For many people, Friday the 13th is a holiday that carries ominous overtones and is considered unlucky in Western culture. It’s a day which occurs at least once every year and may occur up to 3 times in a calendar year. However, while some people consider the day to be unlucky or even evil, statistical analysis has shown that fewer accidents happen on this day than on any other day. Which is probably due to more people staying home and being extra careful on this day.

History of Friday the 13th

Unfortunately, the history of this day is somewhat obscured by time, so it really isn’t known why it has come to be known as an unlucky day. Throughout much of modern human history, Friday has been considered unlucky and the number 13 has been unlucky, but the combination of the two wasn’t considered especially unlucky together until about the late 19th century or early 20th century.

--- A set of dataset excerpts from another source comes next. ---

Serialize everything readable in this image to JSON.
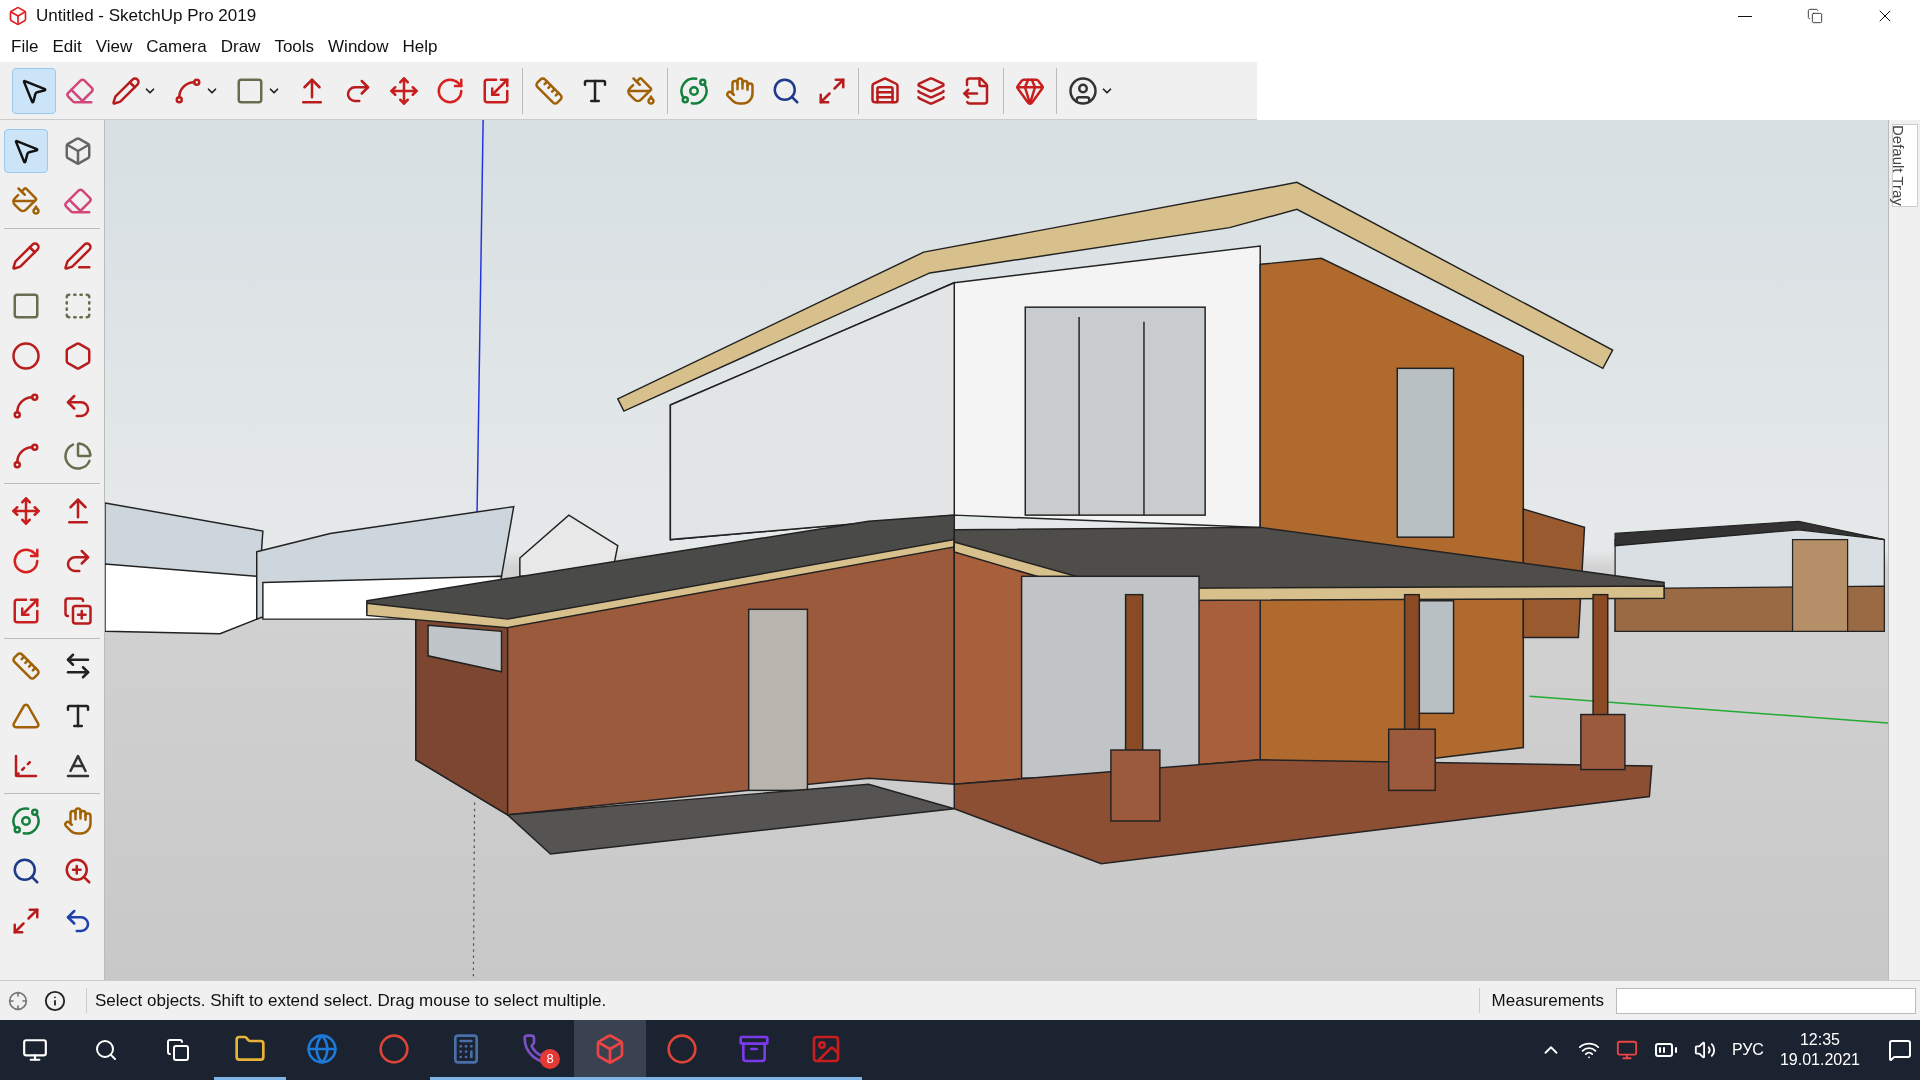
{
  "window": {
    "title": "Untitled - SketchUp Pro 2019"
  },
  "menu": [
    "File",
    "Edit",
    "View",
    "Camera",
    "Draw",
    "Tools",
    "Window",
    "Help"
  ],
  "main_toolbar": [
    [
      {
        "kind": "select",
        "selected": true
      },
      {
        "kind": "eraser",
        "selected": false
      },
      {
        "kind": "pencil",
        "selected": false
      },
      {
        "kind": "arc",
        "selected": false
      },
      {
        "kind": "rectangle",
        "selected": false
      },
      {
        "kind": "pushpull",
        "selected": false
      },
      {
        "kind": "followme",
        "selected": false
      },
      {
        "kind": "move",
        "selected": false
      },
      {
        "kind": "rotate",
        "selected": false
      },
      {
        "kind": "scale",
        "selected": false
      }
    ],
    [
      {
        "kind": "tape",
        "selected": false
      },
      {
        "kind": "text",
        "selected": false
      },
      {
        "kind": "paint",
        "selected": false
      }
    ],
    [
      {
        "kind": "orbit",
        "selected": false
      },
      {
        "kind": "pan",
        "selected": false
      },
      {
        "kind": "zoom",
        "selected": false
      },
      {
        "kind": "extents",
        "selected": false
      }
    ],
    [
      {
        "kind": "warehouse",
        "selected": false
      },
      {
        "kind": "share",
        "selected": false
      },
      {
        "kind": "export",
        "selected": false
      }
    ],
    [
      {
        "kind": "ruby",
        "selected": false
      }
    ],
    [
      {
        "kind": "account",
        "selected": false
      }
    ]
  ],
  "left_toolbar": [
    [
      {
        "kind": "select",
        "selected": true
      },
      {
        "kind": "component",
        "selected": false
      },
      {
        "kind": "paint",
        "selected": false
      },
      {
        "kind": "eraser",
        "selected": false
      }
    ],
    [
      {
        "kind": "pencil",
        "selected": false
      },
      {
        "kind": "freehand",
        "selected": false
      },
      {
        "kind": "rectangle",
        "selected": false
      },
      {
        "kind": "rotrect",
        "selected": false
      },
      {
        "kind": "circle",
        "selected": false
      },
      {
        "kind": "polygon",
        "selected": false
      },
      {
        "kind": "arc",
        "selected": false
      },
      {
        "kind": "arc2",
        "selected": false
      },
      {
        "kind": "arc3",
        "selected": false
      },
      {
        "kind": "pie",
        "selected": false
      }
    ],
    [
      {
        "kind": "move",
        "selected": false
      },
      {
        "kind": "pushpull",
        "selected": false
      },
      {
        "kind": "rotate",
        "selected": false
      },
      {
        "kind": "followme",
        "selected": false
      },
      {
        "kind": "scale",
        "selected": false
      },
      {
        "kind": "offset",
        "selected": false
      }
    ],
    [
      {
        "kind": "tape",
        "selected": false
      },
      {
        "kind": "dimension",
        "selected": false
      },
      {
        "kind": "protractor",
        "selected": false
      },
      {
        "kind": "text",
        "selected": false
      },
      {
        "kind": "axes",
        "selected": false
      },
      {
        "kind": "text3d",
        "selected": false
      }
    ],
    [
      {
        "kind": "orbit",
        "selected": false
      },
      {
        "kind": "pan",
        "selected": false
      },
      {
        "kind": "zoom",
        "selected": false
      },
      {
        "kind": "zoomwindow",
        "selected": false
      },
      {
        "kind": "extents",
        "selected": false
      },
      {
        "kind": "previous",
        "selected": false
      }
    ]
  ],
  "tray": {
    "label": "Default Tray"
  },
  "status_bar": {
    "message": "Select objects. Shift to extend select. Drag mouse to select multiple.",
    "measurements_label": "Measurements"
  },
  "taskbar": {
    "apps": [
      {
        "kind": "folder",
        "running": true,
        "selected": false
      },
      {
        "kind": "edge",
        "running": false,
        "selected": false
      },
      {
        "kind": "chrome",
        "running": false,
        "selected": false
      },
      {
        "kind": "calculator",
        "running": true,
        "selected": false
      },
      {
        "kind": "viber",
        "running": true,
        "selected": false,
        "badge": "8"
      },
      {
        "kind": "sketchup",
        "running": true,
        "selected": true
      },
      {
        "kind": "chrome",
        "running": true,
        "selected": false
      },
      {
        "kind": "archive",
        "running": true,
        "selected": false
      },
      {
        "kind": "picture",
        "running": true,
        "selected": false
      }
    ],
    "language": "РУС",
    "time": "12:35",
    "date": "19.01.2021"
  }
}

Since ancient times, Friday has always been a day of bad luck. On Fridays, sailors avoided starting new journeys, seamstresses would avoid needlework on this day and businessmen would avoid writing letters on this day. The superstition that this day was unlucky was so prevalent that farmers would avoid starting their crops on a Friday. However, not every Friday was considered equal. Good Friday was a day that was seen as a day that brought good luck – especially if you were a sailor who just so happened to have made their maiden voyage on Good Friday.

Likewise, the number 13 has been unlucky since ancient times as well. However, it really isn’t known when that superstition began. Some people think that it goes back to the last supper of Jesus Christ. Counting Jesus and his 12 disciples, there were 13 people at the table. This is considered unlucky because the 13th guest,  Judas Iscariot would betray Christ and died by his own hand. This led to the belief that if 13 people sat down to a meal together, one of them would die by the end of the year. The “unluckiness” of the number 13 became extremely popular during the 19th century. During this time, people would avoid having anything to do with this number. So much so, the number was often skipped when numbering hotel rooms and the 13th floor of buildings were often mislabeled as the 14th floor.